После колокольного боя где-то в глубине тюремного коридора начинала звякать жестяная посуда. Звяканье постепенно усиливалось, и купец соображал: это тачка с похлёбкой приближается к его камере. И тут гремел замок, дверь отворялась, и надзиратель подавал кусок хлеба и миску с мучнистой жижей.

– Постой-ка! Послушай, – кидался к надзирателю Герасимов. – Отчего меня никто не вызывает? Ты подскажи там…

Надзиратель затворял дверь, вешал замок, и тележка двигалась дальше по коридору.

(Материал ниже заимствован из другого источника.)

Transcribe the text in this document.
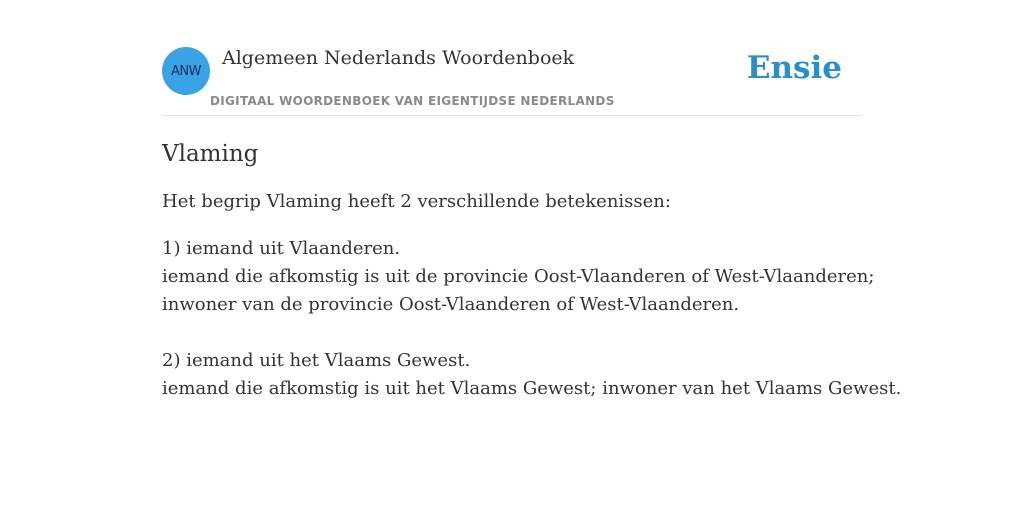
ANW
Algemeen Nederlands Woordenboek
DIGITAAL WOORDENBOEK VAN EIGENTIJDSE NEDERLANDS
Ensie
Vlaming
Het begrip Vlaming heeft 2 verschillende betekenissen:
1) iemand uit Vlaanderen.
iemand die afkomstig is uit de provincie Oost-Vlaanderen of West-Vlaanderen;
inwoner van de provincie Oost-Vlaanderen of West-Vlaanderen.
2) iemand uit het Vlaams Gewest.
iemand die afkomstig is uit het Vlaams Gewest; inwoner van het Vlaams Gewest.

Так проходили дни и недели. Был уже август, но никто ни разу не поинтересовался Герасимовым. Думки его витали вокруг родного подворья. Жаль, что папаша с Никитой и Мишкой в Нижнем всё лето торгуют – знать не знают о его злой участи. А Дуняша… Разве она посмеет пойти к губернатору? А может, и ходила, да без толку. Бог знает, в чём его вина! Одно ясно – попал за связи с туркменцами.

Со двора уже веяло осенней сыростью, и иногда слышался шорох дождя, когда по коридору прогремели подковы сапог, лязгнул замок и перед купцом предстал сам начальник тюрьмы.

– Собирайся, ваше степенство…

Герасимов поспешно натянул сапоги, застегнул воротник рубахи и зашагал по коридору к решётчатым воротцам, за которыми светился день. Тюремный начальник молча следовал за ним. Во дворе, окружённом высокими стенами и четырьмя вышками с часовыми, стоял небольшой каменный дом – служебное помещение. Герасимов поднялся по приступкам, вошёл в коридорчик, озираясь: куда идти дальше.

– Сюда, сюда, – подсказал начальник, открывая обшитую кожей дверь.

Герасимов, переступая порог, встретился глазами с губернским прокурором, господином надворным советником Нефедьевым. Тот сидел за столом и перелистывал бумаги, но, как только отворилась дверь, поднял глаза и заулыбался:

– Проходите, садитесь… Давно вас жду. Не холодно вам в одной рубахе? Всё-таки дождит на дворе. Нынче осень ранняя.

– Терпим, ваше высокоблагородие. Оно, конечно, прохладно, но где его взять, сюртучишко-то? За три месяца ни разу свидания с женой не дали и на допрос не вызвали. Не знаю даже, за какие такие грехи отсиживаю.

– Тяжкие грехи, Александр Тимофеевич! Губернское правление, посоветовавшись со мной, предписало отобрать у тебя рыбу и товары, а самого отдать под суд без всякого следствия и разбирательства! Вот такова, стало быть, ваша вина и ваш грех: дело, так сказать, государственной важности.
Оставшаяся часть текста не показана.